Response to Joshua Blumenstock’s Article: “Don’t Forget People In The Use Of Big Data For Human Development”
In the opinion piece “Don’t Forget People In The Use Of Big Data For Human Development”, Joshua Blumenstock argues that while development can be aided by the use of data science, the current methodology for actively aiding countries and individuals in poverty are lacking in efficiency and execution due to the current data science methodologies focusing on the big picture promises, rather than the small lensed execution.
As an introduction to his main idea that the potential for development is large but the execution is lacking, Blumenstock states that the intent of data scientists and other researchers intending in aiding human development in developing countries is pure and full of promises. For example, machine-learning algorithms can provide data such as credit scores to people who have mobile phones but might lack other ways of getting a credit score, such as having collateral or bank access. Another hopeful promise of the application of data science is the usage of digital signatures and digital footprints, gathered and put together using sources such as phone call data or satellite imagery, to more efficiently identify areas needing humanitarian aid, public health intervention services, or natural-disaster crisis responses and more effectively provide those services to the people in need. Though these are the promises of data science’s usefulness in aiding human development, Blumenstock asserts that these promises have plenty of pitfalls in execution.
To support his thesis that the efforts to aid development have fallen short of their intent, Blumenstock breaks down the pitfalls of execution of human development promises into four main categories: unanticipated effects, lack of validation, biased algorithms, and lack of regulation. In regards to unanticipated effects of data collection and implementation, the problem might not even be solved, or could be made worse. For example, digital loans could have adverse effects, such as leading to poverty cycles or debt traps, when they were created with the pure intention of helping those without access to banks obtain loans. A second pitfall is the lack of validation of data collection systems, or put more simply, new systems are imperfect and often conclusions from data can’t be generalized between different times of the year or different locations in the same general area. In addition, people might attempt to take advantage of the system in order to try to obtain benefits, such as aid. A third pitfall is uncovered when considering the bias of algorithms. Because data collection is based on digital sources, it favors those who have access to things like phones or Facebook, while leaving out poorly represented, and often marginalized, groups. The main dilemma in regard to biased algorithms is that it is difficult to help people when they don’t even appear in the data sets collected with the intention of helping them. This is a prime example of how we can stray from good intention in execution. Lastly, Blumenstock presents the obstacle of a lack of regulation on data collection. Though here in the United States, and in many other developed countries, legislation has been created to reduce the abuse of power that comes with collecting personal data, developing countries oftentimes lack these regulations, and private companies operating there are motivated by the incentive to make a profit off of individuals’ data, rather than contributing to causes to aid development.
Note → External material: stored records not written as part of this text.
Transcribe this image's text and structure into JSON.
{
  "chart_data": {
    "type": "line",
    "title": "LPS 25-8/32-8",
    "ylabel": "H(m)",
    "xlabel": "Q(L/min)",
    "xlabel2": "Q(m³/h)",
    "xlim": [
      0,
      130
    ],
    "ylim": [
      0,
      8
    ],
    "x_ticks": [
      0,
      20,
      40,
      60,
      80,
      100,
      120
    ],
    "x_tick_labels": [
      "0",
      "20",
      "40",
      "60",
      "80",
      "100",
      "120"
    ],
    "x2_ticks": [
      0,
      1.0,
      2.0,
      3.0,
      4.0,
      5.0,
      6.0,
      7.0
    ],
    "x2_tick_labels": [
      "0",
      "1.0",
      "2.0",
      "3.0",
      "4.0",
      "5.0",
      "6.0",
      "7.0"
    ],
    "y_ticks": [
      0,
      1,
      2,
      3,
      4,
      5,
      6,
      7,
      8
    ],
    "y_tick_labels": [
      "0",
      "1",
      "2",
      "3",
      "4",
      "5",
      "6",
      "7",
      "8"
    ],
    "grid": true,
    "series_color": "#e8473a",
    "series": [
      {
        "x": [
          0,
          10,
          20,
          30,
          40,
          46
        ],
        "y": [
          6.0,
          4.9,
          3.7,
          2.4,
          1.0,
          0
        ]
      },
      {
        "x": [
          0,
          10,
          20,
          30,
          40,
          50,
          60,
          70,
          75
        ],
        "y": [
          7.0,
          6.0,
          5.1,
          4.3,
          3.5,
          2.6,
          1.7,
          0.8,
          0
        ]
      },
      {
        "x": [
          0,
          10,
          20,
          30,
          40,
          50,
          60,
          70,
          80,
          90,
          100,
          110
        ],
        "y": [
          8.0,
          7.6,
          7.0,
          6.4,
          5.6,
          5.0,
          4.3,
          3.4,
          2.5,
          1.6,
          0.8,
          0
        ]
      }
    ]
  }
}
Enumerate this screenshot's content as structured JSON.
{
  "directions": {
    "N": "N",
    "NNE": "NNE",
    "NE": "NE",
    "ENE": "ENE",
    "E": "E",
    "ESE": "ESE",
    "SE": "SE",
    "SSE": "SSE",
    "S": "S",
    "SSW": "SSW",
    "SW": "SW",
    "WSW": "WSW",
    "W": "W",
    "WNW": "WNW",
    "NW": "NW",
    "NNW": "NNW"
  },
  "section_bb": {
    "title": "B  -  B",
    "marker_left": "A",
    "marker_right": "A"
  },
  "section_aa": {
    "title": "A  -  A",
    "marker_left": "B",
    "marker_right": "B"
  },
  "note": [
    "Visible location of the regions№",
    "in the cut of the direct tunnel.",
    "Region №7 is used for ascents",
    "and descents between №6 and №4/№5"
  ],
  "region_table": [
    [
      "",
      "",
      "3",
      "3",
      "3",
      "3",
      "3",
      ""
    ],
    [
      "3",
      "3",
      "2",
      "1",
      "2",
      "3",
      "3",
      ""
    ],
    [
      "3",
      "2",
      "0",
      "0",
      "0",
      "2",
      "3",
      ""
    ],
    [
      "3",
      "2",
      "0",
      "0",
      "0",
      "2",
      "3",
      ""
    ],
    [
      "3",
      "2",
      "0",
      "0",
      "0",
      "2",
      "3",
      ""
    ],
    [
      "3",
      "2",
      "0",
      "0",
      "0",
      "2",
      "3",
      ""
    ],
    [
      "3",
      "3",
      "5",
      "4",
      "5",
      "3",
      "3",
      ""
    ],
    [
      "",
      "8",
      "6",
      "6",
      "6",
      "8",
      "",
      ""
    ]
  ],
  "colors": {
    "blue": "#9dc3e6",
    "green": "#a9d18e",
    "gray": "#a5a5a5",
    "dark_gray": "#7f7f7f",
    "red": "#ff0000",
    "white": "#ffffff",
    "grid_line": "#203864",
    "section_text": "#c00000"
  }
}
Though there are significant pitfalls that Blumenstock presents regarding the effectiveness of big data being used to help development, he does also present a way forward as an elementary solution to the root problem of the lack of representation of those who need help in the data sets meant to be used to help them. Blumenstock asserts that we must: validate, that is, create data sources to complement old ones and promote collaboration between organizations and researchers who can both benefit from the same data; customize, by contextualizing programs and data sets so that they benefit the people who we are trying to help; and deepen collaboration, by linking people in areas in need with those creating the programs. One flaw that I find with Blumenstock’s solutions is that they all derive from the same central solution: to foster collaboration and inclusivity of the people whom data scientists, researchers, governments, and companies are trying to help. Thus, I feel like the solution could have come across as a more powerful argument and segway to the ending if Blumenstock had not separated it into sections.
The three concepts of good intent, transparency, and the balancing act are connected in a way such that they build on each other, with good intent fostering transparency and transparency leading to a more clear view of how to approach the balance of helping some group without accidentally harming another. I agree with Anna that good intent is just not enough, after all, that is the basis of Blumenstock’s piece. The beginning of the process of transforming how we view data science in relation to human development is establishing good intentions: that data will be used for its true purpose and not purely for profit, that data scientists will try their best to cover marginalized groups, and that research will be put into practice using software and ways that are customized to the groups needing help. After good intent is established, keeping in mind that pure promises are not sufficient to enact change, transparency must next be established. I agree with Nira’s assertion that a major issue is a transparency on the part of the researcher and those needing assistance. However, this is fallible because human nature is not altruistic, so it is difficult for transparency in situations where corporations might be seeking profits or people might be seeking aid because they need to help themselves rather than think about the good of the whole, such as the example provided in the article where people pretended to live in thatched rather than iron-roofed houses. Transparency, not good intentions, is then the main obstacle in the intersection between data science and human development, and without transparency, it’s not possible to balance trying to aid development without misrepresenting or forgetting marginalized groups.